Der Neoliberalismus hat sich die Idee der Persönlichkeitsentwicklung angeeignet und sie auf einen extremen Individualismus reduziert. Er verspricht fälschlicherweise, dass alle davon profitieren, wenn sich jede:r einzelne ausschließlich um sich selbst kümmert und die volle Verantwortung für das eigene Leben übernimmt.

Konzepte wie Growth Mindset oder Achtsamkeit haben ihren Wert, werden allerdings oft durch die Linse des Ultrakonsumismus verzerrt, in oberflächlichen Ratgebern verwässert und landen dann als Punkt auf einer Liste. Dabei wird übersehen, dass persönliche Entwicklung immer in Bezug auf andere stattfindet und nicht isoliert funktionieren kann: Uns allen ginge es viel besser, wenn jede:r die proklamierten Tugenden wirklich praktizieren würde.

Die Vorstellung, dass die Welt allein durch die Anstrengungen von Einzelpersonen verbessert werden könne, ignoriert schließlich die Realität institutioneller Strukturen und Machtverhältnisse. Nicht jede:r hat die gleichen Möglichkeiten, etwas zu bewegen. Erst wenn sich Menschen zu einer Bewegung zusammenschließen und gemeinsam Einfluss aufbauen, können sie wirklich etwas verändern.

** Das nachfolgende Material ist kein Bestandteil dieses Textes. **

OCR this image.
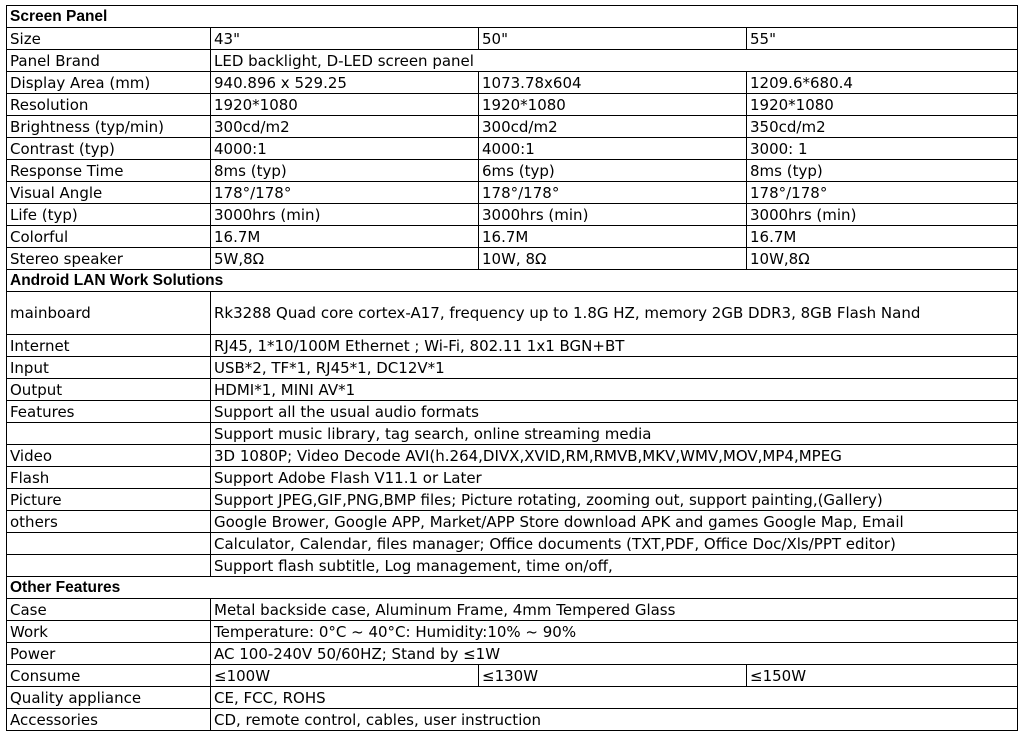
Screen Panel			
Size	43"	50"	55"
Panel Brand	LED backlight, D-LED screen panel		
Display Area (mm)	940.896 x 529.25	1073.78x604	1209.6*680.4
Resolution	1920*1080	1920*1080	1920*1080
Brightness (typ/min)	300cd/m2	300cd/m2	350cd/m2
Contrast (typ)	4000:1	4000:1	3000: 1
Response Time	8ms (typ)	6ms (typ)	8ms (typ)
Visual Angle	178°/178°	178°/178°	178°/178°
Life (typ)	3000hrs (min)	3000hrs (min)	3000hrs (min)
Colorful	16.7M	16.7M	16.7M
Stereo speaker	5W,8Ω	10W, 8Ω	10W,8Ω
Android LAN Work Solutions			
mainboard	Rk3288 Quad core cortex-A17, frequency up to 1.8G HZ, memory 2GB DDR3, 8GB Flash Nand		
Internet	RJ45, 1*10/100M Ethernet ; Wi-Fi, 802.11 1x1 BGN+BT		
Input	USB*2, TF*1, RJ45*1, DC12V*1		
Output	HDMI*1, MINI AV*1		
Features	Support all the usual audio formats		
	Support music library, tag search, online streaming media		
Video	3D 1080P; Video Decode AVI(h.264,DIVX,XVID,RM,RMVB,MKV,WMV,MOV,MP4,MPEG		
Flash	Support Adobe Flash V11.1 or Later		
Picture	Support JPEG,GIF,PNG,BMP files; Picture rotating, zooming out, support painting,(Gallery)		
others	Google Brower, Google APP, Market/APP Store download APK and games Google Map, Email		
	Calculator, Calendar, files manager; Office documents (TXT,PDF, Office Doc/Xls/PPT editor)		
	Support flash subtitle, Log management, time on/off,		
Other Features			
Case	Metal backside case, Aluminum Frame, 4mm Tempered Glass		
Work	Temperature: 0°C ~ 40°C: Humidity:10% ~ 90%		
Power	AC 100-240V 50/60HZ; Stand by ≤1W		
Consume	≤100W	≤130W	≤150W
Quality appliance	CE, FCC, ROHS		
Accessories	CD, remote control, cables, user instruction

Auch diverse spirituelle und religiöse Gemeinschaften und Selbsthilfegruppen tragen mit ihrem Fokus auf das Individuum zu dieser Fehlentwicklung bei. Selbst christliche Religionen, die im Kern bereits stark individualistisch geprägt sind, könnten auf diese Betonung des Einzelnen einfach verzichten.

Die Herausforderungen unserer Zeit erfordern kollektives Handeln und ein Bewusstsein für die komplexen Zusammenhänge zwischen individuellem Verhalten und gesellschaftlichen Strukturen. Nur wenn wir erkennen, dass wir Teil eines größeren Ganzen sind und unsere Verantwortung füreinander wahrnehmen, können wir echte Veränderungen bewirken.